VATICAN CITY (CNS) — If many Catholics marry today without fully understanding the permanence of their bond and the grace of the sacrament, it partly is the fault of bishops and priests who did not give them the best teachers — committed married couples filled with the Holy Spirit, Pope Francis said.
In his annual meeting with judges and staff of the Roman Rota, a Church marriage tribunal, Pope Francis Jan. 25 said he marveled at the fact that for centuries, the Church ignored the example of Aquila and Priscilla, the married couple described in several parts of the New Testament as evangelizing with St. Paul.
“Evangelizing spouses,” the pope said, is “what our parishes need, especially in urban areas where the pastor and his priest collaborators will never have the time and energy to reach all the faithful who, while calling themselves Christian, do not frequent the sacraments and lack — or almost lack — knowledge of Christ.”
In reforming the process for judging the validity or the nullity of a marriage, the pope said, he insisted on the procedure being marked by pastoral “closeness and gratuity,” which are essential elements of evangelization that St. Paul found Aquila and Priscilla particularly capable of showing. They hosted the Christian communities in their own homes, reached out to draw others in and cared for those in need.
“Christian spouses,” Pope Francis said, “should learn from Aquila and Priscilla how to fall in love with Christ and become neighbors to families deprived of the light of faith, not through their own fault but because they were left at the margins of our pastoral work — a pastoral work for the elite that forgets people.”
“How I long for this message not to remain just a symphony of words, but to push priests, bishops and pastors to try, like the Apostle Paul did, to love married couples as humble missionaries ready to reach those squares and buildings of our cities where the light of the Gospel and the voice of Jesus don’t reach and don’t penetrate,” the pope said.
In addition, he said, they obviously are the best suited to lead marriage preparation courses.
Catholic married couples, he said, need to step up like Aquila and Priscilla and offer to work with their pastors, “not in an autonomous way, but certainly filled with the courage necessary to wake from lethargy and sleep their pastors who are perhaps too still or blocked by the philosophy of the little circle of the perfect. The Lord came to seek sinners, not the perfect.”

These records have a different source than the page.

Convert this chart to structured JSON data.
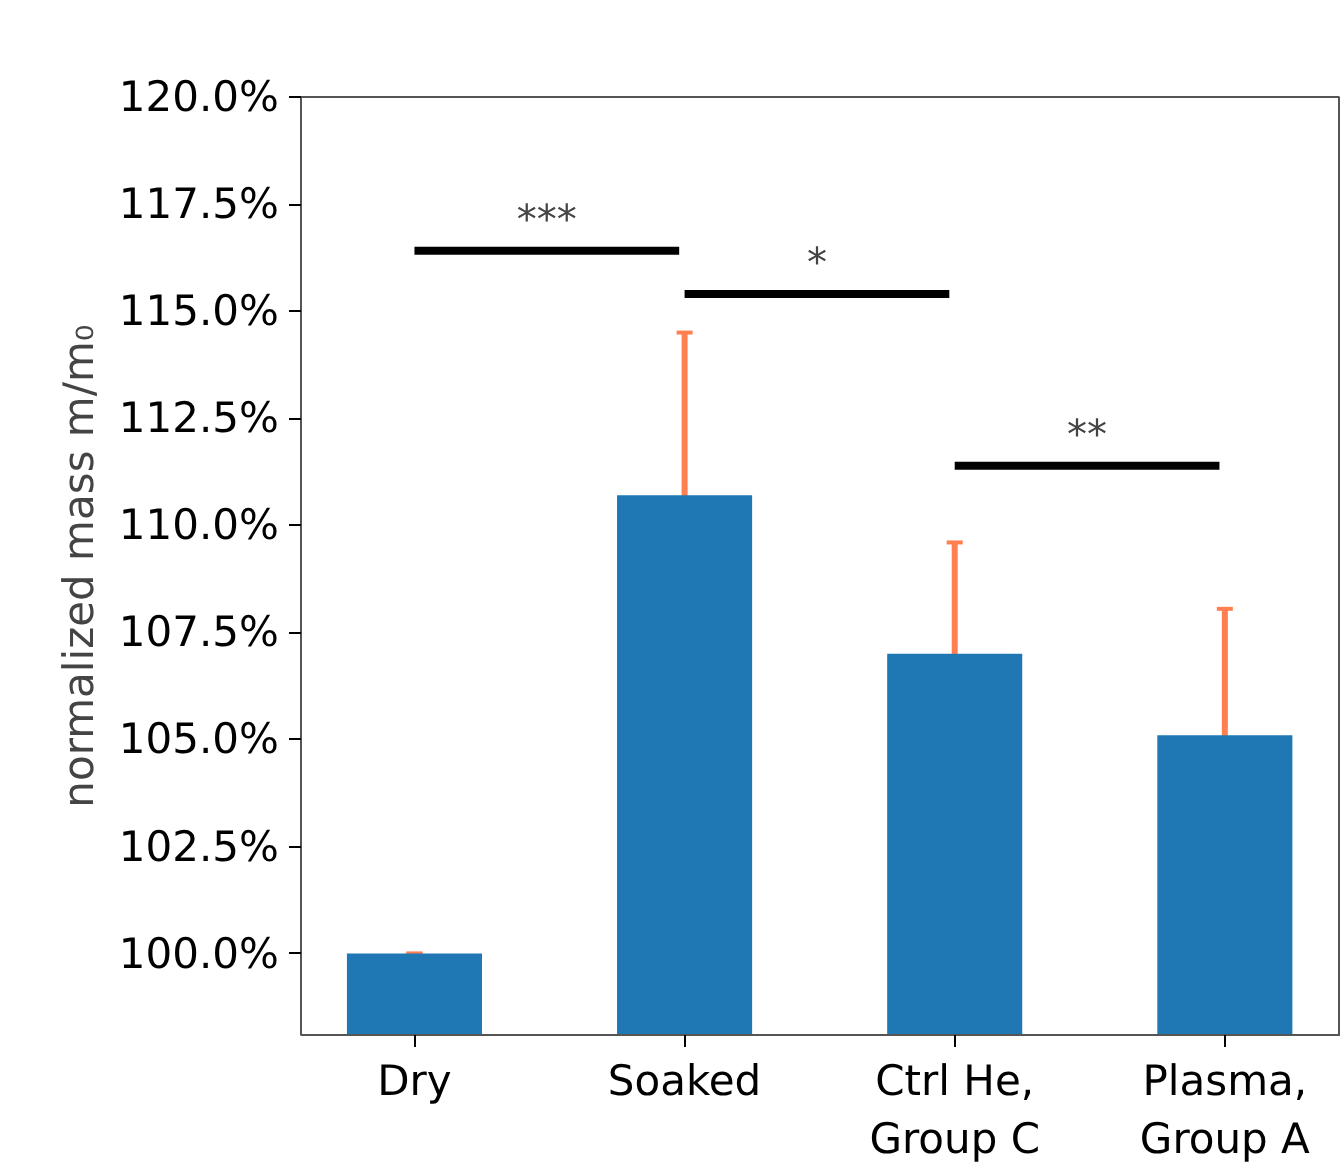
{
  "chart_data": {
    "type": "bar",
    "ylabel": "normalized mass m/m₀",
    "categories": [
      "Dry",
      "Soaked",
      "Ctrl He,\nGroup C",
      "Plasma,\nGroup A"
    ],
    "values": [
      100.0,
      110.7,
      107.0,
      105.1
    ],
    "errors": [
      0,
      3.8,
      2.6,
      2.95
    ],
    "color": "#1f77b4",
    "ylim": [
      98.1,
      120.0
    ],
    "yticks": [
      {
        "value": 100.0,
        "label": "100.0%"
      },
      {
        "value": 102.5,
        "label": "102.5%"
      },
      {
        "value": 105.0,
        "label": "105.0%"
      },
      {
        "value": 107.5,
        "label": "107.5%"
      },
      {
        "value": 110.0,
        "label": "110.0%"
      },
      {
        "value": 112.5,
        "label": "112.5%"
      },
      {
        "value": 115.0,
        "label": "115.0%"
      },
      {
        "value": 117.5,
        "label": "117.5%"
      },
      {
        "value": 120.0,
        "label": "120.0%"
      }
    ],
    "annotations": [
      "***",
      "*",
      "**"
    ],
    "grid": false
  }
}
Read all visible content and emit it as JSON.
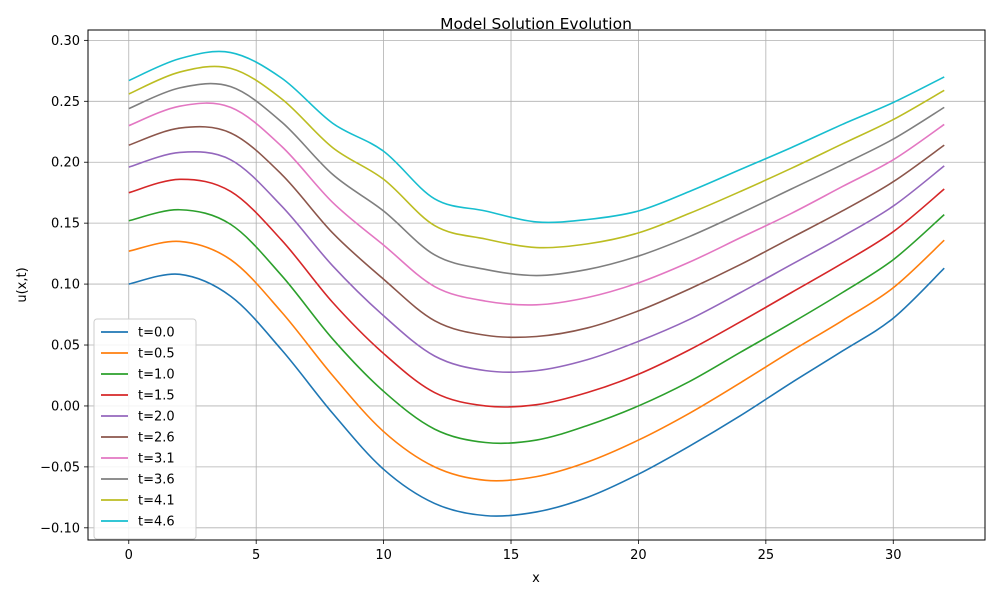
{
  "chart_data": {
    "type": "line",
    "title": "Model Solution Evolution",
    "xlabel": "x",
    "ylabel": "u(x,t)",
    "xlim": [
      -1.6,
      33.6
    ],
    "ylim": [
      -0.11,
      0.3085
    ],
    "xticks": [
      0,
      5,
      10,
      15,
      20,
      25,
      30
    ],
    "xtick_labels": [
      "0",
      "5",
      "10",
      "15",
      "20",
      "25",
      "30"
    ],
    "yticks": [
      -0.1,
      -0.05,
      0.0,
      0.05,
      0.1,
      0.15,
      0.2,
      0.25,
      0.3
    ],
    "ytick_labels": [
      "−0.10",
      "−0.05",
      "0.00",
      "0.05",
      "0.10",
      "0.15",
      "0.20",
      "0.25",
      "0.30"
    ],
    "grid": true,
    "legend_position": "lower-left",
    "x": [
      0,
      2,
      4,
      6,
      8,
      10,
      12,
      14,
      16,
      18,
      20,
      22,
      24,
      26,
      28,
      30,
      32
    ],
    "series": [
      {
        "name": "t=0.0",
        "color": "#1f77b4",
        "values": [
          0.1,
          0.108,
          0.09,
          0.046,
          -0.006,
          -0.052,
          -0.08,
          -0.09,
          -0.087,
          -0.075,
          -0.056,
          -0.033,
          -0.008,
          0.019,
          0.045,
          0.072,
          0.113
        ]
      },
      {
        "name": "t=0.5",
        "color": "#ff7f0e",
        "values": [
          0.127,
          0.135,
          0.12,
          0.077,
          0.025,
          -0.021,
          -0.05,
          -0.061,
          -0.058,
          -0.046,
          -0.028,
          -0.006,
          0.019,
          0.045,
          0.07,
          0.097,
          0.136
        ]
      },
      {
        "name": "t=1.0",
        "color": "#2ca02c",
        "values": [
          0.152,
          0.161,
          0.149,
          0.107,
          0.055,
          0.012,
          -0.019,
          -0.03,
          -0.028,
          -0.016,
          0.0,
          0.02,
          0.044,
          0.068,
          0.093,
          0.12,
          0.157
        ]
      },
      {
        "name": "t=1.5",
        "color": "#d62728",
        "values": [
          0.175,
          0.186,
          0.176,
          0.136,
          0.085,
          0.043,
          0.011,
          0.0,
          0.001,
          0.011,
          0.026,
          0.046,
          0.069,
          0.093,
          0.117,
          0.143,
          0.178
        ]
      },
      {
        "name": "t=2.0",
        "color": "#9467bd",
        "values": [
          0.196,
          0.208,
          0.202,
          0.164,
          0.115,
          0.074,
          0.041,
          0.029,
          0.029,
          0.038,
          0.053,
          0.071,
          0.093,
          0.116,
          0.139,
          0.164,
          0.197
        ]
      },
      {
        "name": "t=2.6",
        "color": "#8c564b",
        "values": [
          0.214,
          0.228,
          0.224,
          0.19,
          0.142,
          0.104,
          0.07,
          0.058,
          0.057,
          0.064,
          0.078,
          0.096,
          0.116,
          0.138,
          0.16,
          0.184,
          0.214
        ]
      },
      {
        "name": "t=3.1",
        "color": "#e377c2",
        "values": [
          0.23,
          0.246,
          0.245,
          0.213,
          0.167,
          0.132,
          0.098,
          0.086,
          0.083,
          0.089,
          0.101,
          0.118,
          0.138,
          0.158,
          0.18,
          0.202,
          0.231
        ]
      },
      {
        "name": "t=3.6",
        "color": "#7f7f7f",
        "values": [
          0.244,
          0.261,
          0.262,
          0.233,
          0.19,
          0.16,
          0.124,
          0.112,
          0.107,
          0.112,
          0.123,
          0.139,
          0.158,
          0.178,
          0.198,
          0.219,
          0.245
        ]
      },
      {
        "name": "t=4.1",
        "color": "#bcbd22",
        "values": [
          0.256,
          0.274,
          0.277,
          0.252,
          0.212,
          0.186,
          0.148,
          0.137,
          0.13,
          0.133,
          0.142,
          0.158,
          0.176,
          0.195,
          0.215,
          0.235,
          0.259
        ]
      },
      {
        "name": "t=4.6",
        "color": "#17becf",
        "values": [
          0.267,
          0.285,
          0.29,
          0.269,
          0.232,
          0.209,
          0.17,
          0.16,
          0.151,
          0.153,
          0.16,
          0.176,
          0.194,
          0.212,
          0.231,
          0.249,
          0.27
        ]
      }
    ]
  }
}
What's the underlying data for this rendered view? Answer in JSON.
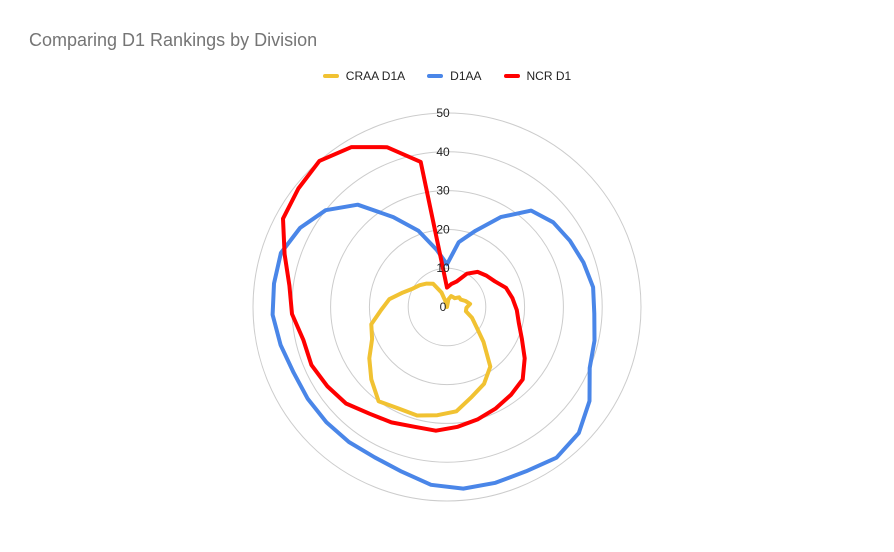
{
  "chart_data": {
    "type": "radar",
    "title": "Comparing D1 Rankings by Division",
    "legend_position": "top",
    "grid": true,
    "r_axis": {
      "min": 0,
      "max": 50,
      "ticks": [
        "0",
        "10",
        "20",
        "30",
        "40",
        "50"
      ]
    },
    "series": [
      {
        "name": "CRAA D1A",
        "color": "#f1c232",
        "values": [
          0,
          2,
          3,
          3,
          3,
          4,
          4,
          5,
          6,
          5,
          5,
          7,
          9,
          13,
          19,
          22,
          24,
          27,
          28,
          29,
          29,
          30,
          27,
          24,
          21,
          20,
          17,
          15,
          12,
          10,
          9,
          8,
          7,
          4,
          1
        ]
      },
      {
        "name": "D1AA",
        "color": "#4a86e8",
        "values": [
          11,
          17,
          21,
          27,
          33,
          35,
          36,
          37,
          38,
          38,
          39,
          40,
          44,
          47,
          48,
          47,
          47,
          47,
          46,
          44,
          43,
          43,
          43,
          43,
          43,
          44,
          45,
          45,
          45,
          43,
          40,
          35,
          27,
          21,
          15
        ]
      },
      {
        "name": "NCR D1",
        "color": "#ff0000",
        "values": [
          5,
          6,
          7,
          10,
          12,
          13,
          14,
          16,
          17,
          18,
          19,
          21,
          24,
          27,
          28,
          29,
          30,
          31,
          32,
          32,
          33,
          34,
          36,
          37,
          38,
          38,
          40,
          41,
          44,
          48,
          49,
          50,
          48,
          44,
          38
        ]
      }
    ]
  }
}
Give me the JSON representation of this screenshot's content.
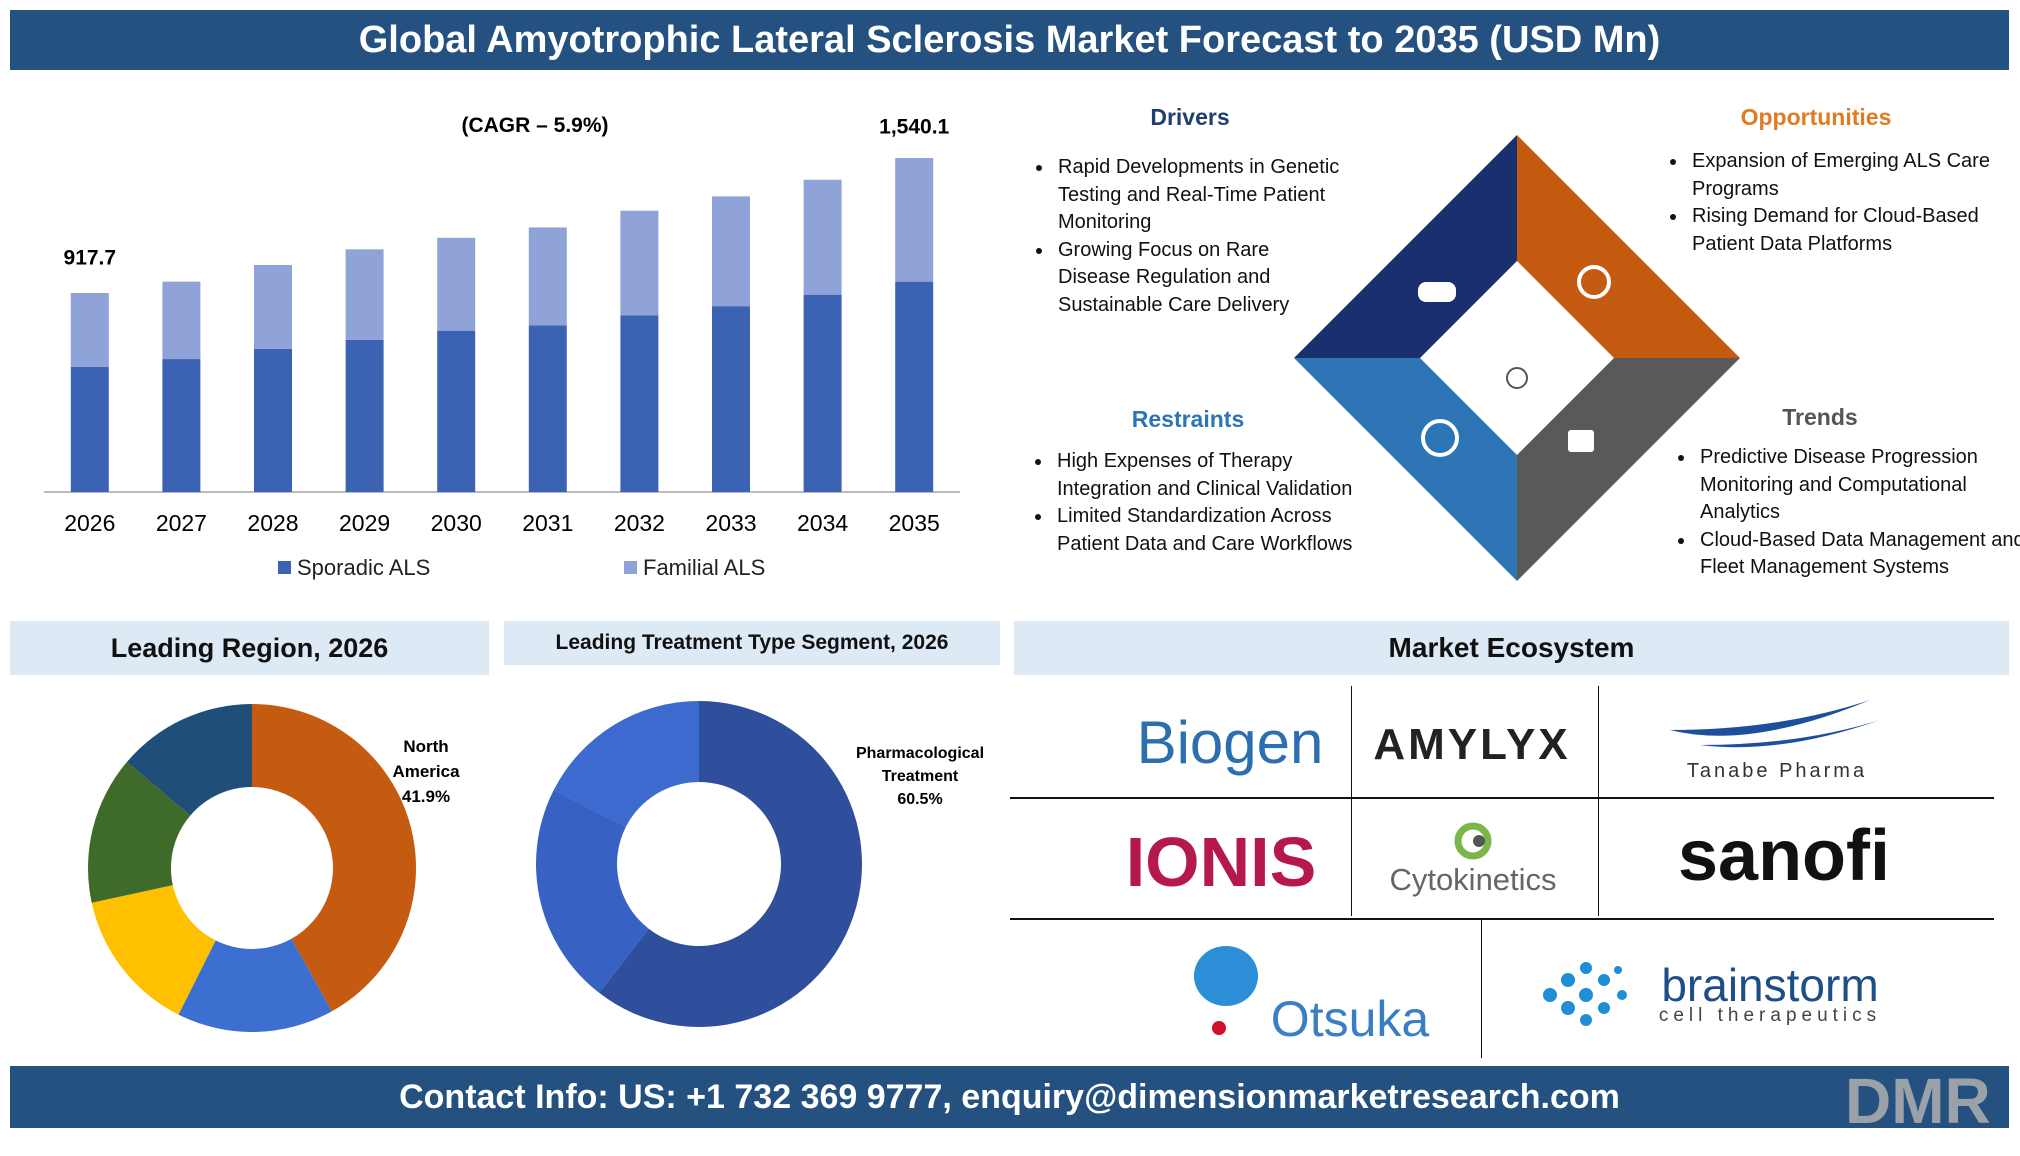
{
  "header": {
    "title": "Global Amyotrophic Lateral Sclerosis Market Forecast to 2035 (USD Mn)"
  },
  "chart_data": [
    {
      "type": "bar",
      "stacked": true,
      "subtitle": "(CAGR – 5.9%)",
      "categories": [
        "2026",
        "2027",
        "2028",
        "2029",
        "2030",
        "2031",
        "2032",
        "2033",
        "2034",
        "2035"
      ],
      "series": [
        {
          "name": "Sporadic ALS",
          "color": "#3c63b3",
          "values": [
            577,
            613,
            660,
            702,
            744,
            768,
            815,
            857,
            910,
            970
          ]
        },
        {
          "name": "Familial ALS",
          "color": "#8fa3d8",
          "values": [
            340.7,
            357,
            387,
            417,
            428,
            452,
            482,
            506,
            530,
            570.1
          ]
        }
      ],
      "total_labels": [
        "917.7",
        null,
        null,
        null,
        null,
        null,
        null,
        null,
        null,
        "1,540.1"
      ]
    },
    {
      "type": "donut",
      "title": "Leading Region, 2026",
      "categories": [
        "North America",
        null,
        null,
        null,
        null
      ],
      "values": [
        41.9,
        15.5,
        14.2,
        14.6,
        13.8
      ],
      "value_labels": [
        "41.9%",
        null,
        null,
        null,
        null
      ],
      "colors": [
        "#c55a11",
        "#3c6fcf",
        "#ffc000",
        "#3e6b2a",
        "#1f4e79"
      ]
    },
    {
      "type": "donut",
      "title": "Leading Treatment Type Segment, 2026",
      "categories": [
        "Pharmacological Treatment",
        null,
        null
      ],
      "values": [
        60.5,
        22,
        17.5
      ],
      "value_labels": [
        "60.5%",
        null,
        null
      ],
      "colors": [
        "#2f4f9c",
        "#3761c2",
        "#3c6acf"
      ]
    }
  ],
  "factors": {
    "drivers": {
      "title": "Drivers",
      "items": [
        "Rapid Developments in Genetic Testing and Real-Time Patient Monitoring",
        "Growing Focus on Rare Disease Regulation and Sustainable Care Delivery"
      ]
    },
    "opportunities": {
      "title": "Opportunities",
      "items": [
        "Expansion of Emerging ALS Care Programs",
        "Rising Demand for Cloud-Based Patient Data Platforms"
      ]
    },
    "restraints": {
      "title": "Restraints",
      "items": [
        "High Expenses of Therapy Integration and Clinical Validation",
        "Limited Standardization Across Patient Data and Care Workflows"
      ]
    },
    "trends": {
      "title": "Trends",
      "items": [
        "Predictive Disease Progression Monitoring and Computational Analytics",
        "Cloud-Based Data Management and Fleet Management Systems"
      ]
    }
  },
  "ecosystem": {
    "title": "Market Ecosystem",
    "companies": [
      "Biogen",
      "AMYLYX",
      "Tanabe Pharma",
      "IONIS",
      "Cytokinetics",
      "sanofi",
      "Otsuka",
      {
        "name": "brainstorm",
        "tagline": "cell therapeutics"
      }
    ]
  },
  "footer": {
    "contact": "Contact Info: US: +1 732 369 9777, enquiry@dimensionmarketresearch.com",
    "logo": "DMR"
  }
}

Choosing to live among and minister only to a small group and preferring to spend time only with committed parishioners is not the way of the Gospel, he said. And the only way to reach out to others, is to listen to them and to try to understand the problems they face in their lives and their marriages.
“Often I’ve feared how God will judge us on these two things” — closeness and gratuity, the pope said. “In judging, have I been close to the heart of the people? In judging, did I open my heart to gratuity, or was I concerned with commercial interests? God’s judgment on this will be very strong.”
And in seeking couples capable of evangelizing, the pope said, “we must be aware” that it is not priests who create them, but the Holy Spirit.
Such couples are out there, the pope said. “They are ready. They just haven’t been called.”
“We must be convinced — and I’d say, certain — that in the Church such married couples already are a gift of God and not because of our merit, but because they are a fruit of the work of the Spirit who never abandons the Church,” he said.
Pope Francis told members of the Roman Rota that they and their predecessors for more than 20 years have been discussing how a loss of faith and a serious lack of understanding of Catholic teaching can be a contributing factor to the lack of consent needed for a valid marriage.
To counter that, he said, the Church needs couples like Aquila and Priscilla, “who speak and live with the authority of Baptism,” and are living witness of the beauty of Christian marriage and family life.
— By Cindy Wooden, Catholic News Service.